Tout cela n’est pas encore assez pris en compte par les cadres. Et c’est l’une des difficultés liée à cette profession où l’on ne se plait pas, où on encaisse. C’est un mal invisible. Or ce ras le bol n’est pas un aveu de faiblesse. Je pense qu’il ne faut le nier et qu’il faut s’en emparer. 

Les sapeurs-pompiers ont mené un mouvement de grève de plusieurs mois, avec des manifestations parfois émaillées de violences. Qu’en pensez-vous ? 

La mobilisation des sapeurs-pompiers ces derniers mois est impressionnante d’autant que ce n’est pas fréquent. Ce n’est pas un milieu qui descend dans la rue facilement. C’est quand même un métier d’ordre au sens générique du terme. Ce sont des gens qui sont dans le dévouement, pas dans la revendication à tout prix. S’ils manifestent, ce n’est pas pour rien et il faut le prendre en compte. 

Beaucoup souffrent d’un manque de reconnaissance, ont le sentiment de devoir répondre à tout, de toutes les manières possibles, et dans des conditions difficiles. Le nombre d’interventions augmente et en même temps les effectifs stagnent. La pression devient épuisante pour les pompiers. Ajoutez à cela une prime de feu qui n’a pas augmenté depuis des années (ndlr : le ministre de l’Intérieur a promis la revalorisation de cette prime à 25% d’ici la fin du mois ), un avancement de carrière qui n’est pas garanti, des inquiétudes au sujet de la retraite… Ils ont le sentiment d’être préssurisés, utilisés et jetés. 

Tout cela ne favorise pas le recrutement… 

C’est l’une des problématiques majeures. On arrive à recruter mais il y a une déperdition élevée. Pour qu’un pompier soit efficient il lui faut quelques années de bottes.

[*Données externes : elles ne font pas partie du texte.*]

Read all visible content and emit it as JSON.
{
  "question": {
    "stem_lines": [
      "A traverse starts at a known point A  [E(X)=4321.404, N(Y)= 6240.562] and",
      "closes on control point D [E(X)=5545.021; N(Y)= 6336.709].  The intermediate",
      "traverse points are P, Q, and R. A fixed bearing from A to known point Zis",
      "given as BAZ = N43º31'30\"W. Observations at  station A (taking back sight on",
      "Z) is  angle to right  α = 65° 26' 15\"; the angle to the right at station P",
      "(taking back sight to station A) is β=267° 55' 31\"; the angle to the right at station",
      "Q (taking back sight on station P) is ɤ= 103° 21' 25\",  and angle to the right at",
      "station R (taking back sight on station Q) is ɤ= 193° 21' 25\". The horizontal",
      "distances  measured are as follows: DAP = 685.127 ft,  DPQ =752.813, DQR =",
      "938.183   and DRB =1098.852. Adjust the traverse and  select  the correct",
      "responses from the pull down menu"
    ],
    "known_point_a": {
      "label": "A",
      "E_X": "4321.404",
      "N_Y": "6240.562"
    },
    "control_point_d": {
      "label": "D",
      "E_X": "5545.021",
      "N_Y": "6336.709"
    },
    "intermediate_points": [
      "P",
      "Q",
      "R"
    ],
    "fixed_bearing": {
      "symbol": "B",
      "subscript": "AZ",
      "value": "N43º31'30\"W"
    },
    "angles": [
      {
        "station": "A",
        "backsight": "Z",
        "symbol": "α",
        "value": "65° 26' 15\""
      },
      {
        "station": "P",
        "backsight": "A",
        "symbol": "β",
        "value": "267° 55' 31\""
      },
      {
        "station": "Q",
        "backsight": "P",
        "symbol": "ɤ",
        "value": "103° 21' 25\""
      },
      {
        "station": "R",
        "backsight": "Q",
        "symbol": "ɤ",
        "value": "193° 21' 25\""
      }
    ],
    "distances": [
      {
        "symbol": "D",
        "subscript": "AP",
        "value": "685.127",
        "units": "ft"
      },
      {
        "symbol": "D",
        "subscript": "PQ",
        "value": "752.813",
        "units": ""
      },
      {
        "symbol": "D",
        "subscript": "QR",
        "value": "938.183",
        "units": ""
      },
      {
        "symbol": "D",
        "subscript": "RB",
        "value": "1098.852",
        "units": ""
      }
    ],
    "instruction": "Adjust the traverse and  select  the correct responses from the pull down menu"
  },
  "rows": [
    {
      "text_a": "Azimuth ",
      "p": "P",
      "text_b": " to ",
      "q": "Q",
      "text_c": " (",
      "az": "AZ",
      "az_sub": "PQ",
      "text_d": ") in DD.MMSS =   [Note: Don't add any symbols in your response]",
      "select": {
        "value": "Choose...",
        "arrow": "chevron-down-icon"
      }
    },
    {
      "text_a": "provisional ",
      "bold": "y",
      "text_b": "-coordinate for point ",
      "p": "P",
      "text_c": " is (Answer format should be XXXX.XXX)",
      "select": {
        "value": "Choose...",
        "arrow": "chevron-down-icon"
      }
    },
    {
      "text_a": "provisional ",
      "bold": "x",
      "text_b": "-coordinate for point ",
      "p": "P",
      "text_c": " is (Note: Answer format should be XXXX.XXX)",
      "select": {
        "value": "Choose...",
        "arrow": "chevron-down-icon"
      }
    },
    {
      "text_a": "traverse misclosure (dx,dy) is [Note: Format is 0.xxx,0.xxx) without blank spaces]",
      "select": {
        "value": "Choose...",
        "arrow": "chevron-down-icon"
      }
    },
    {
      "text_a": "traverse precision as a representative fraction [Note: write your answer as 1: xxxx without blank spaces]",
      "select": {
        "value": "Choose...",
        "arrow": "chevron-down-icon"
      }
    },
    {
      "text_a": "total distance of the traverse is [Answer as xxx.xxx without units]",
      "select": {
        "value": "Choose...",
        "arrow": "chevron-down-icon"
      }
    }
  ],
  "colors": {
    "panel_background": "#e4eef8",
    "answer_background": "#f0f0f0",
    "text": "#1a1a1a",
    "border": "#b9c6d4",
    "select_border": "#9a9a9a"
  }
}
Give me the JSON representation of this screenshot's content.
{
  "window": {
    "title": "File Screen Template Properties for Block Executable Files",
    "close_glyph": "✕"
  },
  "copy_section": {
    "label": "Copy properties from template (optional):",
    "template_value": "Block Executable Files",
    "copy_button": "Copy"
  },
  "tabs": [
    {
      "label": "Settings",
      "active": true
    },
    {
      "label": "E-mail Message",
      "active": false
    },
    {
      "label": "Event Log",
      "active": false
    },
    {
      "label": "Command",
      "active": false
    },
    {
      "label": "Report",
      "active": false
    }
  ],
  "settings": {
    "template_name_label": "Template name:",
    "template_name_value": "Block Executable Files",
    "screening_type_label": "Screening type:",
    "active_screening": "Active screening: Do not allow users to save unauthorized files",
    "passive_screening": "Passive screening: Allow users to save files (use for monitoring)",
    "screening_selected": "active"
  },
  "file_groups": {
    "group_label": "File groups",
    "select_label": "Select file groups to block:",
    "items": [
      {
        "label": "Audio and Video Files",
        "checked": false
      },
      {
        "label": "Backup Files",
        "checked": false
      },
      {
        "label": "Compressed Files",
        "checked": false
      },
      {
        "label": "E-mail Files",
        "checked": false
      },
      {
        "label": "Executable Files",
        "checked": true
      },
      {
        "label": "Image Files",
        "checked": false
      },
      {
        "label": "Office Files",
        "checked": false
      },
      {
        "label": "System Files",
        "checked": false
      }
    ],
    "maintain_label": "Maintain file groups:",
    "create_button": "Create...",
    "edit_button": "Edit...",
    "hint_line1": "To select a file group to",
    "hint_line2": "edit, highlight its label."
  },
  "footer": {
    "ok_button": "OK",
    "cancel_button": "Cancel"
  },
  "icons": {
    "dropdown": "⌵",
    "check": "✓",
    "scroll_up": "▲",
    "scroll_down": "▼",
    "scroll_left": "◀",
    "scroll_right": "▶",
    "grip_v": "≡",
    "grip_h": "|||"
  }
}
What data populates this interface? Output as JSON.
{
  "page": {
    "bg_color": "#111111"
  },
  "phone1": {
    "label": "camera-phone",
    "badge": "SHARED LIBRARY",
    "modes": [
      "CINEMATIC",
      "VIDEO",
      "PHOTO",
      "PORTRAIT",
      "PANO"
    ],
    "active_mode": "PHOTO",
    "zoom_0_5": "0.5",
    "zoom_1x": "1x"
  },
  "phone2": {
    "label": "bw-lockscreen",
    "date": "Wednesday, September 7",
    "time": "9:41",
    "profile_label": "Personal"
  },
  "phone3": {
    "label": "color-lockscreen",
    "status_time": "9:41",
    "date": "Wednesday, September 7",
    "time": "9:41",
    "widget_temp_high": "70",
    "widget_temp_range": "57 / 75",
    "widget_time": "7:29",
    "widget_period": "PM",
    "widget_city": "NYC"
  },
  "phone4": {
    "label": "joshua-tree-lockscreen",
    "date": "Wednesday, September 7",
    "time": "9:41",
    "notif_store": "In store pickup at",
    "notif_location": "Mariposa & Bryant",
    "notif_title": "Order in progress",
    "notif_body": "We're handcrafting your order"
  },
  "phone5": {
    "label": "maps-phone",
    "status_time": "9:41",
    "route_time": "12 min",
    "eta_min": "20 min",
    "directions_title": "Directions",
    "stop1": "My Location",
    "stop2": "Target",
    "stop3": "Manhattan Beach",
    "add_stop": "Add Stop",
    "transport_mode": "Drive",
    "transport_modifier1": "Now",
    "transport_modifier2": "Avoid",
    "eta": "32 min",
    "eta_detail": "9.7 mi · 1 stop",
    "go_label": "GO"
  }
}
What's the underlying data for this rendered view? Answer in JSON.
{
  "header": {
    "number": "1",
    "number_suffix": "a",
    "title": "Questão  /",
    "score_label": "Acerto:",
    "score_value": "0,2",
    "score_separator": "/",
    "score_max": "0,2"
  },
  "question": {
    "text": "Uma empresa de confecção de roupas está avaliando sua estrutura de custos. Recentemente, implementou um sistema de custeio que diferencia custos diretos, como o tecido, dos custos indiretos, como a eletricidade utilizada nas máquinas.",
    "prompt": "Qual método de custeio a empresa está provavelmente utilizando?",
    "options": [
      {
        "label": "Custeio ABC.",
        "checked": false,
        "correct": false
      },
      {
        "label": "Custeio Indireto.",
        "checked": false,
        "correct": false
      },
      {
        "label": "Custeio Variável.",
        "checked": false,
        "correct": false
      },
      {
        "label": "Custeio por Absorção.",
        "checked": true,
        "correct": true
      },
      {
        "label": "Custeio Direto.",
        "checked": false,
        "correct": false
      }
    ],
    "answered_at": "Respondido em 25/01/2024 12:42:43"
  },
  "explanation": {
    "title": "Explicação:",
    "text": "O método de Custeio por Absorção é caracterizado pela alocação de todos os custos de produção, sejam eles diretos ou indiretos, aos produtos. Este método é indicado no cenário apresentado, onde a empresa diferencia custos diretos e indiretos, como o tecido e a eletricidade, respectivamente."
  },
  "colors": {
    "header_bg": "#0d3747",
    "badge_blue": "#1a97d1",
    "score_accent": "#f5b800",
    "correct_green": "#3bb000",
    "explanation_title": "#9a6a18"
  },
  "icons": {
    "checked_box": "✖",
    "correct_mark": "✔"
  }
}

C’est un paradoxe sans fin : on recrute, on forme et ils partent car ils sont déçus ou se rendent comptent qu’ils n’ont pas de perspectives… On perd des éléments de meilleure qualité au profit de jeunes, certes très dévoués, mais qui ne connaissent pas encore le travail et qu’il faut former. 

D’où vient cette crise des vocations ? 

Il y a vraiment une prise de conscience qu’un grand nombre d’intervention ne nécessitent plus du secourisme au sens stricte du terme mais font davantage appel à des qualités d’empathie, d’écoute pour faire face à des situations de détresse sociale ou morale… Or nous ne sommes pas là dans la définition initiale du métier de sapeur-pompier. Beaucoup s’engagent pour les incendies ou les sauvetages. Or ils se retrouvent bien souvent à gérer des situations qui font appel à des ressources personnelles. Ils se sentent alors démunis et déçus. C’est aussi la cause de l’épuisement professionnel de certains pompiers.